Backing from Microsoft will provide Toshiba with additional leverage in its battle against Sony over a single, unified format for next-generation DVDs. Sony heads a group that favours Blu-ray, a rival technology, and the two companies are at loggerheads despite months of negotiations.
“From the HD-DVD viewpoint we now have a very strong supporter,” said Atsutoshi Nishida, the president and chief executive of Toshiba. “We want to leverage this support and come up with a concrete outcome.”
Though Microsoft is a member of the HD-DVD group, Bill Gates, its chairman, said on Monday that the company maintained a neutral position with regard to the format wars.
Sony said on Monday: “Microsoft commented that they are in a neutral position, so we totally understand.” Toshiba said the two companies were still in negotiations, but said there was no specific date set for the next meeting.
Microsoft and Toshiba said they would investigate development of HD-DVD players using Microsoft Windows CE technology and would strengthen their collaboration on iHD, a next-generation DVD interactivity format.
The two companies said they would expand their agreement to share hardware and software technologies, and would develop mobile PCs with the next version of the Windows operating system, known as “Longhorn”.
In April, Microsoft and Toshiba signed a cross-licensing agreement that allows each company to use the other's patents on computer and digital electronics technologies.
Asked whether Microsoft might pursue a similar agreement with Sony, Mr Gates said: “Our relationship with Sony is perhaps more complex than it is with other companies.

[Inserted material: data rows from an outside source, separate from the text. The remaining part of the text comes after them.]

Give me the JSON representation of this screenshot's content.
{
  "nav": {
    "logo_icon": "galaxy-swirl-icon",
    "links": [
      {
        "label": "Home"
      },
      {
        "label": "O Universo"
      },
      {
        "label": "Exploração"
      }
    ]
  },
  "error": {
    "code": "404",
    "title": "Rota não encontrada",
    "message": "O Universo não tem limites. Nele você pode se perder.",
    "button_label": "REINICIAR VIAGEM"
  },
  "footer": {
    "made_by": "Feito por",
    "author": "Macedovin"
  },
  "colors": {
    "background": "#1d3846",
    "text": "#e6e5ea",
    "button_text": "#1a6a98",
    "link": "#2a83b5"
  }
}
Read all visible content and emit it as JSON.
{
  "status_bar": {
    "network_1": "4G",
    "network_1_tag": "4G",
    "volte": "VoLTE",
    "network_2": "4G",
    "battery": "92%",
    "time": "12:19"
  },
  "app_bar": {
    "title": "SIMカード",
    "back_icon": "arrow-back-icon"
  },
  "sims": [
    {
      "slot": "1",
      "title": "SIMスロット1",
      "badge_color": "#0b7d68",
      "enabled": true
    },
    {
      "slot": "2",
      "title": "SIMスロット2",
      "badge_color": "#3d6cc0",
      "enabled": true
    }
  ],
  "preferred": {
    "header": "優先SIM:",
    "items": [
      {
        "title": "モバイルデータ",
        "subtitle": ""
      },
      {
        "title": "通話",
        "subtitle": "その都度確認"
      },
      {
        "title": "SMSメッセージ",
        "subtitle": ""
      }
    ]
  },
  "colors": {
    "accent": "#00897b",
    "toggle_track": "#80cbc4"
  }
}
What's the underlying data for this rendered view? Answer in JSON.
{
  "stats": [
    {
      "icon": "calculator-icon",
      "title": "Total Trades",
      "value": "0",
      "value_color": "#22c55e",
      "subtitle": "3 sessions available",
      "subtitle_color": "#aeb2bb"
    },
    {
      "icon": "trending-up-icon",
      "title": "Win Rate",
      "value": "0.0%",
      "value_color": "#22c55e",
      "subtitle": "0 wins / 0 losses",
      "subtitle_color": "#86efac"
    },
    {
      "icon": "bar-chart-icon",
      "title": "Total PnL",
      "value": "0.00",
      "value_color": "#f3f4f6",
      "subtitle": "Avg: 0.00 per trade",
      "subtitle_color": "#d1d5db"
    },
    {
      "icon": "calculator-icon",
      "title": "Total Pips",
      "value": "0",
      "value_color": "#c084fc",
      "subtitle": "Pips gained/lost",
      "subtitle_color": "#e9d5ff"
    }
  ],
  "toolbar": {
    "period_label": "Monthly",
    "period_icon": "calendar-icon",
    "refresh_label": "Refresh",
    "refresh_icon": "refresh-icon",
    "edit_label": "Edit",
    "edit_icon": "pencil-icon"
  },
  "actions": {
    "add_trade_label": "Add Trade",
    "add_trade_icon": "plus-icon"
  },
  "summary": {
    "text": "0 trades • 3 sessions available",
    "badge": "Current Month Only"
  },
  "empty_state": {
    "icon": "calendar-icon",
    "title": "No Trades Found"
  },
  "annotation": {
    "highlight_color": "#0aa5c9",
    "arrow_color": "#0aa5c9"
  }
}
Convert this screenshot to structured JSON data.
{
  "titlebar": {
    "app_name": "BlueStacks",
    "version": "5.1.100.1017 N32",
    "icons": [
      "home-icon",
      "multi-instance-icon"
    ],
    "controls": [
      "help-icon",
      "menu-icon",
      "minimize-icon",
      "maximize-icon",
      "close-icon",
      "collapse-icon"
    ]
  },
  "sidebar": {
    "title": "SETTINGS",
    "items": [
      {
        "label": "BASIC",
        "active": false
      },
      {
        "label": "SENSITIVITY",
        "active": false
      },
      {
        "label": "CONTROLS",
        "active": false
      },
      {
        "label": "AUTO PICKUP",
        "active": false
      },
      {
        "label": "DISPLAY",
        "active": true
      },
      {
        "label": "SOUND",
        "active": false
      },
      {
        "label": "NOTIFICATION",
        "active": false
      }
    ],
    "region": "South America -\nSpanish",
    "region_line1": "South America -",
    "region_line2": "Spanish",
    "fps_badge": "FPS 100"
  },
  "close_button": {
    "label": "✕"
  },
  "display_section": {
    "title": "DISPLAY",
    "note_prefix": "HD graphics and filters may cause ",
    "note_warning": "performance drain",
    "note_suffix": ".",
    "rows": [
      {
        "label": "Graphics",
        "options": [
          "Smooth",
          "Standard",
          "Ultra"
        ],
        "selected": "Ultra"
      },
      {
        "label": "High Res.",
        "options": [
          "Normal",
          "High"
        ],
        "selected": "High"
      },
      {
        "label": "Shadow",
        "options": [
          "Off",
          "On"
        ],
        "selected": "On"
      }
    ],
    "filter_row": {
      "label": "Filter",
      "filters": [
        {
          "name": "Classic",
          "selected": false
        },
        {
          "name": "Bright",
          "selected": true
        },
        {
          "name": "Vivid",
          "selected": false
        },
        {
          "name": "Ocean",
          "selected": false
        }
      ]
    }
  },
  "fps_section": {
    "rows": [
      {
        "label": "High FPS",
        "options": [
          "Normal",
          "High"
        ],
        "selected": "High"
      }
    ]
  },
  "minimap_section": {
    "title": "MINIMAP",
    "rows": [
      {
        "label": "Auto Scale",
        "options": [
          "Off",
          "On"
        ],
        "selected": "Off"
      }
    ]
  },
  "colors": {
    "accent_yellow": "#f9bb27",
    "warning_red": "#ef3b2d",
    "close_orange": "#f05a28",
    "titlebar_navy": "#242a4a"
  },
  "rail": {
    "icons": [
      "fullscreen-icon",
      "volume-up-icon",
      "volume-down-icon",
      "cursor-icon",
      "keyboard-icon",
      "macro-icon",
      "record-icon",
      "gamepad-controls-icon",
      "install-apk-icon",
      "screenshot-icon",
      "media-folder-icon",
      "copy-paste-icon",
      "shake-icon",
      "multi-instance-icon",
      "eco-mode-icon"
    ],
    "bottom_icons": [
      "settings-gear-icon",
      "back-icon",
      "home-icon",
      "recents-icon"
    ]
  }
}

We have collaboration and we have competition.”
With both Toshiba and Sony unable to reach a compromise regarding a unified format for next generation DVDs, Hollywood's movie studios could play the decisive role in the unfolding battle. The Blu-ray Disc group is backed by Sony Pictures and Disney, while the HD-DVD format is supported by Warner Brothers, Paramount and Universal.
Industry experts say an agreement between Sony and Matsushita's Blu-ray group and the HD-DVD camp headed by Toshiba is crucial to avoid a damaging re- run of the video war between Betamax and VHS 20 years ago.
Failure by Toshiba and Sony to agree a unified format could lead to confusion in the market and discourage consumers from adopting the new products.